Praise for A Tour of Your Country:
Eamonn Wall has become one of the most prominent and exciting
contemporary voices of the Irish-American experience. He has an
intimate understanding of what it means to be neither here nor
there, and his words pull us toward new places. A Tour of Your
Country reminds us that we are all linked to foggy roads elsewhere,
and it celebrates displacement with the exuberant joy of a homecoming.
An Sionnach
A hugely impressive collection. RTE Guide
Wall’s unique achievement is to understand that landscape
is culture. The book’s final poem, “Leaving Boise”,
though ostensibly describing a road-trip away from the city, stitches
personal experience into the wider history of Irish emigration.
Not only the US but Ireland is full of wonders and pleasures for
this generous writer. The Irish Times
Eamonn Wall is the author of six collections of poetry: A
Tour of Your Country (2008), Refuge at De Soto
Bend (2004), The Crosses (2000), Iron
Mountain Road (1997), and Dyckman-200th Street
(1994), all published by Salmon Publishing in Ireland.
Individual poems have been published in The Shop, Poetry Ireland
Review, Cyphers, West47, TriQuarterly, Crab Orchard Review, South
Dakota Review, River Styx, The Recorder, New Hibernia Review,
Eire-Ireland, Nebraska Review, and other journals.

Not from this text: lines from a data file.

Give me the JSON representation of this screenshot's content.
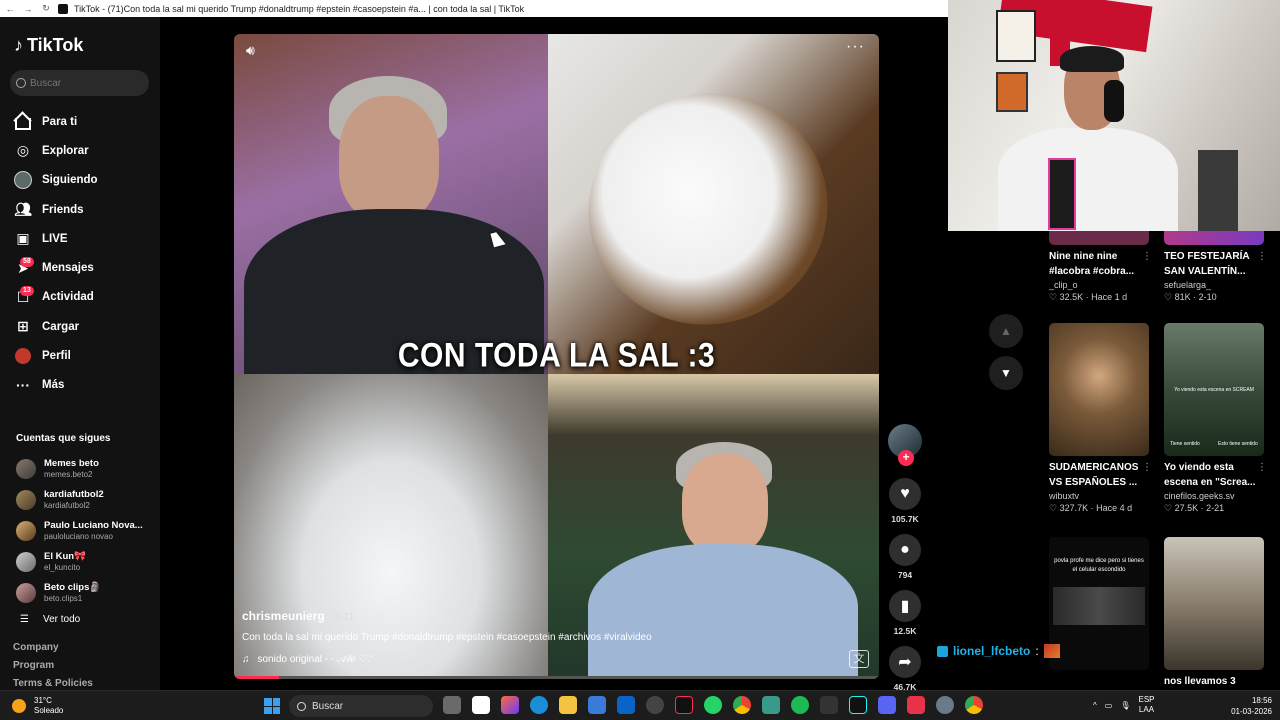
{
  "browser": {
    "title": "TikTok - (71)Con toda la sal mi querido Trump #donaldtrump #epstein #casoepstein #a... | con toda la sal | TikTok"
  },
  "sidebar": {
    "logo": "TikTok",
    "search_placeholder": "Buscar",
    "nav": [
      {
        "label": "Para ti",
        "icon": "home-icon",
        "active": true
      },
      {
        "label": "Explorar",
        "icon": "compass-icon"
      },
      {
        "label": "Siguiendo",
        "icon": "following-avatar-icon"
      },
      {
        "label": "Friends",
        "icon": "friends-icon"
      },
      {
        "label": "LIVE",
        "icon": "live-icon"
      },
      {
        "label": "Mensajes",
        "icon": "messages-icon",
        "badge": "58"
      },
      {
        "label": "Actividad",
        "icon": "activity-icon",
        "badge": "13"
      },
      {
        "label": "Cargar",
        "icon": "upload-icon"
      },
      {
        "label": "Perfil",
        "icon": "profile-avatar-icon"
      },
      {
        "label": "Más",
        "icon": "more-icon"
      }
    ],
    "following_title": "Cuentas que sigues",
    "following": [
      {
        "name": "Memes beto",
        "user": "memes.beto2"
      },
      {
        "name": "kardiafutbol2",
        "user": "kardiafutbol2"
      },
      {
        "name": "Paulo Luciano Nova...",
        "user": "pauloluciano novao"
      },
      {
        "name": "El Kun🎀",
        "user": "el_kuncito"
      },
      {
        "name": "Beto clips🗿",
        "user": "beto.clips1"
      }
    ],
    "see_all": "Ver todo",
    "footer": [
      "Company",
      "Program",
      "Terms & Policies"
    ]
  },
  "video": {
    "overlay_text": "CON TODA LA SAL :3",
    "author": "chrismeunierg",
    "date": "· 2-21",
    "description": "Con toda la sal mi querido Trump #donaldtrump #epstein #casoepstein #archivos #viralvideo",
    "sound": "sonido original - - 𝒜𝓁ℯ ♡.'",
    "progress": 0.07
  },
  "actions": {
    "likes": "105.7K",
    "comments": "794",
    "saves": "12.5K",
    "shares": "46.7K"
  },
  "recommended": [
    {
      "title1": "Nine nine nine",
      "title2": "#lacobra #cobra...",
      "user": "_clip_o",
      "meta": "♡ 32.5K · Hace 1 d"
    },
    {
      "title1": "TEO FESTEJARÍA",
      "title2": "SAN VALENTÍN...",
      "user": "sefuelarga_",
      "meta": "♡ 81K · 2-10"
    },
    {
      "title1": "SUDAMERICANOS",
      "title2": "VS ESPAÑOLES ...",
      "user": "wibuxtv",
      "meta": "♡ 327.7K · Hace 4 d"
    },
    {
      "title1": "Yo viendo esta",
      "title2": "escena en \"Screa...",
      "user": "cinefilos.geeks.sv",
      "meta": "♡ 27.5K · 2-21"
    },
    {
      "title1": "",
      "title2": "",
      "user": "",
      "meta": "",
      "thumb_text": "povla profe me dice pero si tienes el celular escondido"
    },
    {
      "title1": "nos llevamos 3",
      "title2": "",
      "user": "",
      "meta": ""
    }
  ],
  "thumb_captions": {
    "scream1": "Yo viendo esta escena en SCREAM",
    "scream2": "Tiene sentido",
    "scream3": "Esto tiene sentido"
  },
  "chat": {
    "user": "lionel_lfcbeto",
    "sep": ":"
  },
  "taskbar": {
    "temp": "31°C",
    "weather": "Soleado",
    "search": "Buscar",
    "lang1": "ESP",
    "lang2": "LAA",
    "time": "18:56",
    "date": "01-03-2026"
  }
}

Writing the Irish West: Ecologies and Traditions
was published by University of Notre Dame Press in 2011.
“Bringing an ecocritical approach to seven contemporary
authors whose work is inspired by the West of Ireland, Wall breaks
new ground in transatlantic studies by drawing parallels between
representations of that region and the American West” (Isle).
“Writing the Irish West: Ecologies and Traditions,
Wall has distilled the earlier experience of geographical binarism
into an illuminating critical approach. His new book examines
contemporary Irish writing on the West of Ireland through the
wide-angle lens of cultural, critical, and literary writing on
the American West. Though his focus remains on the Irish writers,
apt evocations of American parallels enrich the texture of his
analysis” (Andrew Auge, New Hibernia Review).

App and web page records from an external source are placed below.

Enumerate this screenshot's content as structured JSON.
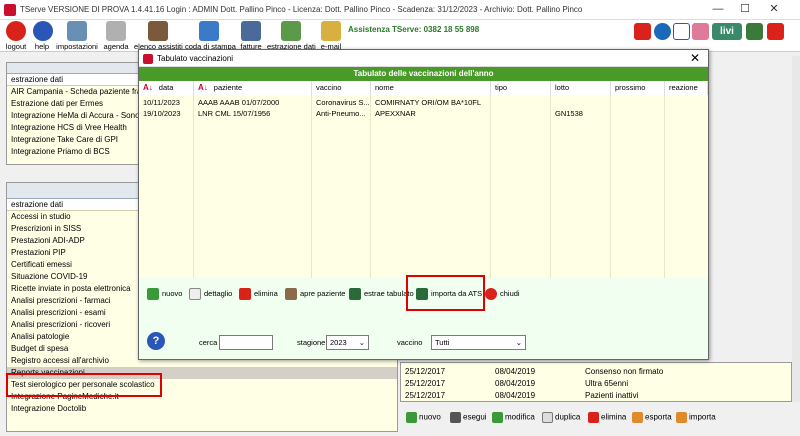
{
  "app": {
    "title": "TServe VERSIONE DI PROVA 1.4.41.16  Login : ADMIN Dott. Pallino Pinco - Licenza: Dott. Pallino Pinco - Scadenza: 31/12/2023 - Archivio: Dott. Pallino Pinco",
    "min": "—",
    "max": "☐",
    "close": "✕"
  },
  "toolbar": {
    "items": [
      "logout",
      "help",
      "impostazioni",
      "agenda",
      "elenco assistiti",
      "coda di stampa",
      "fatture",
      "estrazione dati",
      "e-mail"
    ],
    "assist": "Assistenza TServe: 0382 18 55 898",
    "livi": "livi"
  },
  "left_top": {
    "header": "estrazione dati",
    "items": [
      "AIR Campania - Scheda paziente fragi",
      "Estrazione dati per Ermes",
      "Integrazione HeMa di Accura - Sono",
      "Integrazione HCS di Vree Health",
      "Integrazione Take Care di GPI",
      "Integrazione Priamo di BCS"
    ]
  },
  "left_bottom": {
    "header": "estrazione dati",
    "items": [
      "Accessi in studio",
      "Prescrizioni in SISS",
      "Prestazioni ADI-ADP",
      "Prestazioni PIP",
      "Certificati emessi",
      "Situazione COVID-19",
      "Ricette inviate in posta elettronica",
      "Analisi prescrizioni - farmaci",
      "Analisi prescrizioni - esami",
      "Analisi prescrizioni - ricoveri",
      "Analisi patologie",
      "Budget di spesa",
      "Registro accessi all'archivio",
      "Reports vaccinazioni",
      "Test sierologico per personale scolastico",
      "Integrazione PagineMediche.it",
      "Integrazione Doctolib"
    ]
  },
  "right_rows": [
    [
      "25/12/2017",
      "08/04/2019",
      "Consenso non firmato"
    ],
    [
      "25/12/2017",
      "08/04/2019",
      "Ultra 65enni"
    ],
    [
      "25/12/2017",
      "08/04/2019",
      "Pazienti inattivi"
    ]
  ],
  "right_tools": [
    "nuovo",
    "esegui",
    "modifica",
    "duplica",
    "elimina",
    "esporta",
    "importa"
  ],
  "dialog": {
    "title": "Tabulato vaccinazioni",
    "close": "✕",
    "header": "Tabulato delle vaccinazioni dell'anno",
    "columns": [
      "data",
      "paziente",
      "vaccino",
      "nome",
      "tipo",
      "lotto",
      "prossimo",
      "reazione"
    ],
    "rows": [
      [
        "10/11/2023",
        "AAAB AAAB 01/07/2000",
        "Coronavirus S...",
        "COMIRNATY ORI/OM BA*10FL",
        "",
        "",
        "",
        ""
      ],
      [
        "19/10/2023",
        "LNR CML 15/07/1956",
        "Anti-Pneumo...",
        "APEXXNAR",
        "",
        "GN1538",
        "",
        ""
      ]
    ],
    "buttons": [
      "nuovo",
      "dettaglio",
      "elimina",
      "apre paziente",
      "estrae tabulato",
      "importa da ATS",
      "chiudi"
    ],
    "cerca_label": "cerca",
    "cerca_value": "",
    "stagione_label": "stagione",
    "stagione_value": "2023",
    "vaccino_label": "vaccino",
    "vaccino_value": "Tutti",
    "help": "?"
  }
}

“Wall’s meticulous and timely scholarship, which
incorporates recent texts such as Christine Cusick’s
Out of the Earth: Ecocritical Readings of Irish Texts, ensures
the book’s status within the field of ecocriticism”
(Donna Potts, Irish Literary Supplement).
From the Sin-e Café to the Black Hills,
a collection of essays, was published by the University
of Wisconsin Press in 2000 and awarded the Michael J. Durkan
Prize by the American Conference for Irish Studies for excellence
in scholarship.
Essays, articles, and reviews of Irish, Irish American, and American
writers have appeared in New Hibernia Review, Irish Literary Supplement,
The Irish Times, The Washington Post, Chicago Tribune, South Carolina
Review, An Sionnach, and other journals.
A longtime member of the American Conference for Irish Studies,
Eamonn Wall served as president of the organization from 2005-2007.
A native of Enniscorthy, Co. Wexford, Ireland, Eamonn Wall has
lived in the US since 1982. He was educated at University College,
Dublin; the University of Wisconsin-Milwaukee; and the City University
of New York-Graduate Center, where he received his Ph.D. in English.
Eamonn Wall lives in St. Louis, Missouri, and is Smurfit-Stone
Professor of Irish Studies and Professor
of English at the University of Missouri-St. Louis. He teaches
courses in Irish and Irish-American Literature and Creative Writing,
directs the UM-St. Louis Irish Summer School in Galway, and serves
as co-coordinator of the Irish Studies Program.